Intel has laid out its roadmap for introducing dual core technology to its mobile line and demonstrated desktop running on dual core silicon. However, the vendor, chastened by a series of recent execution fumbles, remains tight-lipped on when the technologies would actually reach users.
The vendor has yet to ship its Sonoma notebook platform, originally due this quarter, but now scheduled for the first quarter of next year. That platform will feature the 90 nanometer Dothan CPU, the Alviso chipset and will support 802.11a, b and g.
Yesterday however, at the Intel Developer Forum in San Francisco, the company revealed details of the successor to Sonoma, codenamed Napa. The platform will feature a dual core CPU, codenamed Jonah, and built on a 65 nanometer processor, as well as a chipset dubbed Calistoga and featuring integrated graphics. A mobile I/O hub will support up to six PCI Express ports, while the wireless capability will be handled by a wireless minicard, dubbed Golan.
The vendor would not give a timeframe for the launch of Napa. It has previously said that it will ship dual core technology for desktops and clients in the middle of next year. If it sticks with this schedule, that means Sonoma will face an unusually short lifespan as Intel’s flagship mobile architecture.
While Intel has been trumpeting its upcoming dual core technology, it has released little detail on the architecture prompting speculation on whether a common micro architecture or core would be utilized across different product segments.
Mooly Eden, vice president and director of marketing for Intel’s mobile platforms group, said yesterday that Jonah would be a mobile specific chip. It’s not a powered down desktop product.
Mr Eden said that performance improvements from the shift to Napa could range as high as 200%, depending on how optimized applications were.
Mr Eden was also emphatic that Napa would not skimp on any the requirements for Intel’s Digital Office or Digital Home visions, pointing out that notebooks were taking an ever larger share of the market. Notebooks were the one platform that had to straddle both those environments, he said, with the added need to be able to do this on the go.

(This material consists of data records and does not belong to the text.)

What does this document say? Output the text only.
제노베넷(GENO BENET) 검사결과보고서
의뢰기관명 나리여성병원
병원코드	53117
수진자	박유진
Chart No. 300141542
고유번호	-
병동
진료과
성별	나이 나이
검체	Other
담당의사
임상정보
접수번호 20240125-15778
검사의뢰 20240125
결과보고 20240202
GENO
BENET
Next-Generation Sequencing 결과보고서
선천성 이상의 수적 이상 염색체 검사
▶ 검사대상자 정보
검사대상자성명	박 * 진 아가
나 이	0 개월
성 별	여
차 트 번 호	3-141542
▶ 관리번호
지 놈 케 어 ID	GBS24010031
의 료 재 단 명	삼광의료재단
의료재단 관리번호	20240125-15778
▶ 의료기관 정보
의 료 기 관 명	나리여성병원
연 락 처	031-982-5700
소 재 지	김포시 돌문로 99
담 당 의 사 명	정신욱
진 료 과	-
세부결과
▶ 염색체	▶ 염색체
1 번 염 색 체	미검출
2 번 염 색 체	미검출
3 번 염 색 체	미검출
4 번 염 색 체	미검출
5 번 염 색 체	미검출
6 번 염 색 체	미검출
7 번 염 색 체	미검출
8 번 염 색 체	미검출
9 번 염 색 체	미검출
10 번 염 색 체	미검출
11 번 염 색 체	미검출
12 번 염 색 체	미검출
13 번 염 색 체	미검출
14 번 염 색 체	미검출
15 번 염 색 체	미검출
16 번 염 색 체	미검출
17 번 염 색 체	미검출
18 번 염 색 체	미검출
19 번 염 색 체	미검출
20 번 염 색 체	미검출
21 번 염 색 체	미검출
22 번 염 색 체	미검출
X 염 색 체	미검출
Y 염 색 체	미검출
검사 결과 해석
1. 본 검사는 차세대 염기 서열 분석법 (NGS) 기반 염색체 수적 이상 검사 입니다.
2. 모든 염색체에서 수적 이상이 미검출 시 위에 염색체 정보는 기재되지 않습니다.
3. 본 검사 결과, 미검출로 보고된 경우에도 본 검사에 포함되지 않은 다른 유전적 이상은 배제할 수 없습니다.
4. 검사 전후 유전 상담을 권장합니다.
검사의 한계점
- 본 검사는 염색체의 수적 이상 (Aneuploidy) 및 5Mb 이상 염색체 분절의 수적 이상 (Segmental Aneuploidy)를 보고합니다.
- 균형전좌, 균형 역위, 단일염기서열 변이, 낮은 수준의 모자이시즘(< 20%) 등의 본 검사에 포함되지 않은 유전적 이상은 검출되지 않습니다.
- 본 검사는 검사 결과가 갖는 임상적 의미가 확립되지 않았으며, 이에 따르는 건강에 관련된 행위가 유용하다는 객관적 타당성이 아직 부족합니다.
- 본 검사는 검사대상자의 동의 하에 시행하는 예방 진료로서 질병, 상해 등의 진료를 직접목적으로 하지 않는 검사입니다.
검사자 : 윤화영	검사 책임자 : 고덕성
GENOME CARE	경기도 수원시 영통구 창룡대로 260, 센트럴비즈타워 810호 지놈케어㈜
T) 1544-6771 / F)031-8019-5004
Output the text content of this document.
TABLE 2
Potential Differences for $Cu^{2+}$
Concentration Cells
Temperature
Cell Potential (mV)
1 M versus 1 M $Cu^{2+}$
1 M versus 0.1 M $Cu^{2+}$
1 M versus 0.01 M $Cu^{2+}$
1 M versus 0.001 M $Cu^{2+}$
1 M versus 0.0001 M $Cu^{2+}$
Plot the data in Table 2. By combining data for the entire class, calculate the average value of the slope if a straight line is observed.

The Digital Office vision was outlined by Bill Siu, vice president and general manager for Intel’s desktop systems group. He detailed four key elements of the vision: embedded IT, covering issues such as self-diagnostics and automatic updates; Instant Teamwork, covering issues such as built-in collaboration and multi-modal communication; Information Assistant, covering adaptive learning and intelligent search and analysis; and Pervasive Connectivity, ensuring device and network transparency, simplified service and billing and secure connections.
While Intel said the Digital Office blueprint represented a seismic shift, the company didn’t offer much in the way of product announcements to support it yesterday. It did announce Intel Active Management Technology, which it said would offer IT managers improved manageability and maintenance across their networked PCs.
Other elements, such as built-in collaboration and multi-modal communication seem as if they will come into play as the vendor ramps up the performance of its desktop products by shifting them onto dual core technology.
Intel has previously said dual core would hit desktops in the middle of next year, but Mr Siu would not comment on timelines for the technology yesterday.